Ich frage mich, was wir da für eine Gewerkschaft haben. Ich finde die vertreten uns und unsere Interessen nicht. Die vielen Leute haben am Montag gezeigt, dass sie das anders sehen als die Gewerkschaftsführung. Wenn alle der gleichen Meinung wären wie die Gewerkschaft, dann würde das Verhalten ja passen, aber das ist ja offensichtlich nicht so.

Wir bräuchten eine Gewerkschaft wie die Metaller. Die bekommen jedes Jahr mehr Lohn, weil sie sich echt dafür einsetzen. Die machen das richtig. Es ist traurig, dass das bei uns nicht ist, weil wir eigentlich eine so große Berufsgruppe wären. Die Metaller haben auch gute Druckmittel. Bei uns ist das streiken schwieriger, wegen ethischen Überlegungen. Wir können nicht einfach sagen, wir waschen die Patienten jetzt Wochen lang nicht mehr.

Wie denkst du kann doch noch eine anständige Lohnerhöhung herauskommen? Braucht es weitere Protestaktionen? Wenn ja, wäre nicht eigentlich ein Streik notwendig um ausreichend Druck auf die Landesregierung auszuüben?

Das was wir letztes Mal [03.12.; Anm.] gemacht haben, auch wenn wir es nicht so genannt haben war ja schon ein Streik.

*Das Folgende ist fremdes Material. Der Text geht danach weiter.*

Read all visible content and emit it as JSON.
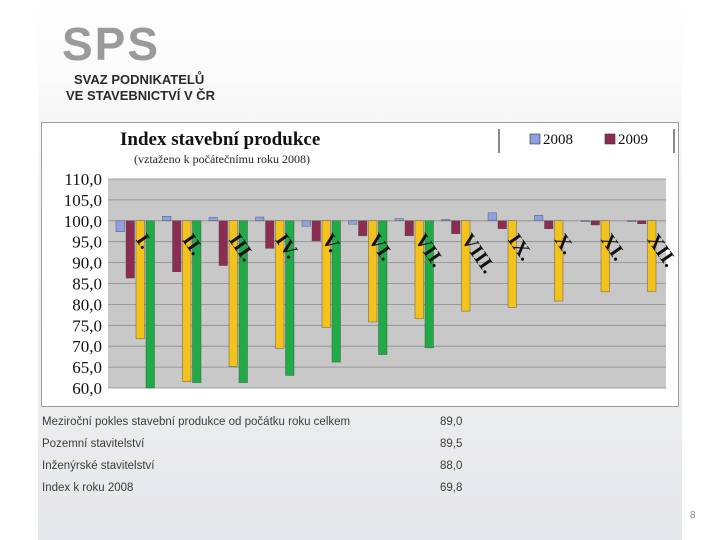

Man nennt das vielleicht anders, aber im Endeffekt war es ja das Gleiche. Mehr als sowas mit Notbetrieb, ist nicht wirklich möglich. Es haben leider auch einige Abteilungen nicht mitgemacht, weil ich glaube die Primare gesagt haben, dass sie trotzdem alle Operationen haben wollen.

Notwendig wären längere Aktionen. Aber ein paar Arbeiten müssen erledigt werden. Aber wenn alle mitmachen würden und dahinter stehen würden, dann wäre das schon möglich, aber nichtsdestotrotz sehr schwer. Ist aber auch leider nicht so. Wenn wirklich alle dafür gewesen wären, dann wären auch mehr auf der Straße gewesen. Offiziell war ja Notbetrieb mit mindestens zwei Personen pro Station, aber real haben wohl mehr gearbeitet. Manche haben leider kein Interesse gehabt, da habe ich eh schon gesagt, warum. Die haben dann die Notdienste gemacht. Bei unserer Station waren nur ganz wenige demonstrieren. Ich hab von einigen gehört, das war schon einmal so, so eine Bewegung, da haben wir schon was durchgesetzt aber es hat nicht all das gebracht was wir eigentlich erreichen wollten. Viele denken sich diesmal wird’s nicht anders sein.

Was denkst du, sollten die nächsten Schritte sein?

Notwendig wäre, dass alle mitgehen. Alle die es betrifft. Ich denke, wir müssten das auch mehr nach außen tragen, an die Leute die nicht direkt involviert sind. Jeder sollte das nach außen tragen um was es bei uns geht. Dann sagen auch alle, das ist unfair. Weil die Anerkennung unserer Berufsgruppe ist ja in der Gesellschaft sehr groß. Keiner würde sagen, wir gönnen euch keine Lohnerhöhung. Die ganze Gesellschaft sollte sagen, das ist nicht ok.

Man muss sich auch mit anderen Gruppen zusammentun. Alle Gruppen, die von Einsparungen betroffen sind sollten sich zusammentun. Umso mehr Leute, umso mehr Stimmen, umso eher wird man gehört.

Auf der Kundgebung am Montag, den 03.12. haben einige BetriebsrätInnen in ihren Reden in Richtung SPÖ und ÖVP gemeint: „Wahltag ist Zahltag!“ Wie siehst du das?

Davon wird sich niemand beeinflussen lassen. Manche sehen die Burgstaller ja was einige Fragen angeht als gar nicht so schlecht, hier aber halt überhaupt nicht. Und die Frage ist vor allem, was die Alternative sein soll. Weil keine von den großen Parteien sagt, dass das unfair ist, dass es für uns so wenig Geld gibt. Das ändert doch nichts. Außer es gäbe eine große linke Partei. Aber so eine Alternative sollte auch wirklich groß sein, so dass wenn ich sie wähle, dass sie auch was erreichen kann.